World Socialist Web Site
Herausgegeben vom Internationalen Komitee der Vierten Internationale

60. Berlinale Teil 3
"Moloch Tropical" und "Jud Süß: Film ohne Gewissen"

Von Stefan Steinberg
4. März 2010
aus dem Englischen (26. Februar 2010)


Dies ist der zweite Teil einer Serie über die jüngsten Internationalen Filmfestspiele in Berlin, die vom 11. bis 21. Februar stattfanden. Der erste Teil ist am 27. Februar erschienen.

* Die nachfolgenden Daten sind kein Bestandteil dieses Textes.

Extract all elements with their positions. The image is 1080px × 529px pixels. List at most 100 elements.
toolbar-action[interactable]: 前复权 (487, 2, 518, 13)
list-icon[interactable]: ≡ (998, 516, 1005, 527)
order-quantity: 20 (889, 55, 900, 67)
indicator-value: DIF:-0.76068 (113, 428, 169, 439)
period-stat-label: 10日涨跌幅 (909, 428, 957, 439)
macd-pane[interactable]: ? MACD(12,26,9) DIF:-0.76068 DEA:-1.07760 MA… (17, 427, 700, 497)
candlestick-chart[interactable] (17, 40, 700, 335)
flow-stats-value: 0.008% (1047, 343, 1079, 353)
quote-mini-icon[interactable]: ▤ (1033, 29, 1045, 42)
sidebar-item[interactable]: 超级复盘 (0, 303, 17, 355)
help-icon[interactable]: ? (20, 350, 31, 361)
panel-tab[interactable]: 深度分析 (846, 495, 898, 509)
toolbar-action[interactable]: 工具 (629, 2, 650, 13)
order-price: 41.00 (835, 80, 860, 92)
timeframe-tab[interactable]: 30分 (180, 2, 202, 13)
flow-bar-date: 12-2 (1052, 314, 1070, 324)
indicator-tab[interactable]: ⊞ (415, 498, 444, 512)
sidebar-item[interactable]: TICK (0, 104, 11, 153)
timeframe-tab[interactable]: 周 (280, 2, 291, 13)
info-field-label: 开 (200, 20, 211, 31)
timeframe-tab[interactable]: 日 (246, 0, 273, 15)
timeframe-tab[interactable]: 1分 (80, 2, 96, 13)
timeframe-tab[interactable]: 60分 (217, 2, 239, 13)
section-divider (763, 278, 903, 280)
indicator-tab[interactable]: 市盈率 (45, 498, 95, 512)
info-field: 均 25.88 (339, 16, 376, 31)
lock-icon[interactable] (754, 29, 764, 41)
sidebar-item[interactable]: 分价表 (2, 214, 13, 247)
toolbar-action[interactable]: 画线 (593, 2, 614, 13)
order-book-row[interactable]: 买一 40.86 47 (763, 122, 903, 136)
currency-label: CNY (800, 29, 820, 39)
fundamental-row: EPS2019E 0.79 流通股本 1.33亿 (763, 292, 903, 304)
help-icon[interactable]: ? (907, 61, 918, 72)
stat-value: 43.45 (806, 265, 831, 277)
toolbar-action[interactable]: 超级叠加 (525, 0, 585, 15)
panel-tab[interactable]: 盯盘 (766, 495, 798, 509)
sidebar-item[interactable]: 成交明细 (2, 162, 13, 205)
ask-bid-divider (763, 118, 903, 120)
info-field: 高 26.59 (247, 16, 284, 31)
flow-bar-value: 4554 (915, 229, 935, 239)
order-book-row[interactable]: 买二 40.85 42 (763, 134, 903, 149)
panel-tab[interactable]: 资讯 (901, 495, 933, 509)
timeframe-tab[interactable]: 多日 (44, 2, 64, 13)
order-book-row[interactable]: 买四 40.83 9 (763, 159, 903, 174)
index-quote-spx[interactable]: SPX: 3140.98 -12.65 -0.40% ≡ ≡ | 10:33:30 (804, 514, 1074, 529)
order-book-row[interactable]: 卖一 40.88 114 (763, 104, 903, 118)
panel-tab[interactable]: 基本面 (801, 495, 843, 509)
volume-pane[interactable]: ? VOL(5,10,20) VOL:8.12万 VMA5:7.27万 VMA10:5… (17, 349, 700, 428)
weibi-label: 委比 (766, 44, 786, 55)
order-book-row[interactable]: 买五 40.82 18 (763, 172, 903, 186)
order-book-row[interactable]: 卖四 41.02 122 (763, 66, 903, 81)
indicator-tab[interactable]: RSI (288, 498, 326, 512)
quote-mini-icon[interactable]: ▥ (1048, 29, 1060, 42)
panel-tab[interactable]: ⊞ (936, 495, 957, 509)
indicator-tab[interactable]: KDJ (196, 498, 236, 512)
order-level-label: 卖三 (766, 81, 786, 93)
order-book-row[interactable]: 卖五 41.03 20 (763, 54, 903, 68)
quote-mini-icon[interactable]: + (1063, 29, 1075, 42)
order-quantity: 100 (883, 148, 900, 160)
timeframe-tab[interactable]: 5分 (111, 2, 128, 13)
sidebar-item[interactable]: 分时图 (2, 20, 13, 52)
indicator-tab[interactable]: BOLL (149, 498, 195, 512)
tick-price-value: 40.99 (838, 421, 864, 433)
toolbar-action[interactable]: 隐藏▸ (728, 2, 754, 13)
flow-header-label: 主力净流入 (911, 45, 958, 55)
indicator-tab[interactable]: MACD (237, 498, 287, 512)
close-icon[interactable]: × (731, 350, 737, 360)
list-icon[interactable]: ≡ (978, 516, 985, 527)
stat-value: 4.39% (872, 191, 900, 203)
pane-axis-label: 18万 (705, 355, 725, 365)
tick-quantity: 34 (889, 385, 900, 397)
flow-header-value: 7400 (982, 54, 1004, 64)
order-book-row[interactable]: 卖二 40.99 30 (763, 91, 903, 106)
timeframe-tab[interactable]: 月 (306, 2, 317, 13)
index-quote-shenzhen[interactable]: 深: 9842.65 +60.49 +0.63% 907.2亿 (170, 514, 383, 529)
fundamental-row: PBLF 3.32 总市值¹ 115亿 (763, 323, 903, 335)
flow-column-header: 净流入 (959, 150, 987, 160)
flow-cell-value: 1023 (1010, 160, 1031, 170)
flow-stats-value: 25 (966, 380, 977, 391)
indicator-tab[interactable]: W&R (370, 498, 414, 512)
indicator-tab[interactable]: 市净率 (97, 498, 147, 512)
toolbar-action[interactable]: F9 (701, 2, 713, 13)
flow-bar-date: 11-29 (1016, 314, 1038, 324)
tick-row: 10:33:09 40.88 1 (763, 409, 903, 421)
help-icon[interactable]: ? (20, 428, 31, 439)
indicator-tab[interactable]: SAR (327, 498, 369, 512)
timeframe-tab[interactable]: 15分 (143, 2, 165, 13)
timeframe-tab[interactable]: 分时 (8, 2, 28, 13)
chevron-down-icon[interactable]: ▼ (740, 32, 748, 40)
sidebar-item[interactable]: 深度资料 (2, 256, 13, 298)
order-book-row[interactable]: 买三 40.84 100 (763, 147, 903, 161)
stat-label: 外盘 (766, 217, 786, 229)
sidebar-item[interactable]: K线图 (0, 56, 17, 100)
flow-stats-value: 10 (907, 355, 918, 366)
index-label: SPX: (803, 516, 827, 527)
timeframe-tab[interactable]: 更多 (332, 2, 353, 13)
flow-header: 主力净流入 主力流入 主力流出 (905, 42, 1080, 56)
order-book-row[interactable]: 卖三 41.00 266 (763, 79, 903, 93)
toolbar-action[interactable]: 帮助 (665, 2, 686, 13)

Einer der fesselndsten Filme auf der Berlinale war der neue Film von Raoul Peck. Nachdem er sich in seinen letzten Filmen mit Entwicklungen in einer Reihe von afrikanischen Ländern beschäftigt hatte - Lumumba (2000) und Sometimes in April (2004), der sich mit dem Massaker in Ruanda beschäftigte -, hat sich Peck jetzt seinem Heimatland Haiti zugewandt.


Moloch Tropical

Die Premiere seines Films in Haiti wurde nach dem verheerenden Erdbeben Mitte Januar abgesagt. Fast die gesamte Handlung von Moloch Tropical spielt sich innerhalb einer Festung auf einem hohen Berg ab. Die erste Einstellung des Films zeigt den Präsidenten des Landes, wie er aus seinem mit Seidenwäsche bezogenen Bett aufsteht und seine morgendlichen Waschungen vornimmt. Er sieht nervös und eigentümlich abwesend aus. Während er aufsteht, kippt er eine Glasflasche auf seinem Nachttisch um, die zu Boden fällt und zerspringt.

Nachdem er geduscht hat, passiert das Unausweichliche: Der unaufmerksame Präsident tritt mit seinem bloßen Fuß in eine Glasscherbe. Für den Rest des Films muss er seine Staatsgeschäfte mit einem Verband an seinem Fuß und stark humpelnd erledigen.

In der ersten Szene erfahren wir, dass der allmächtige Präsident mit seiner Gefolgschaft aus Lakaien, Beamten und Leibwächtern genauso anfällig für Missgeschicke ist wie jeder andere Sterbliche. Peck verfolgt den Präsidenten die nächsten 24 Stunden mit der Kamera; während dieser Zeit gibt es einen Volksaufstand, der damit endet, dass der Präsident nach der Intervention des US-Botschafters aus seinem Amt entfernt wird.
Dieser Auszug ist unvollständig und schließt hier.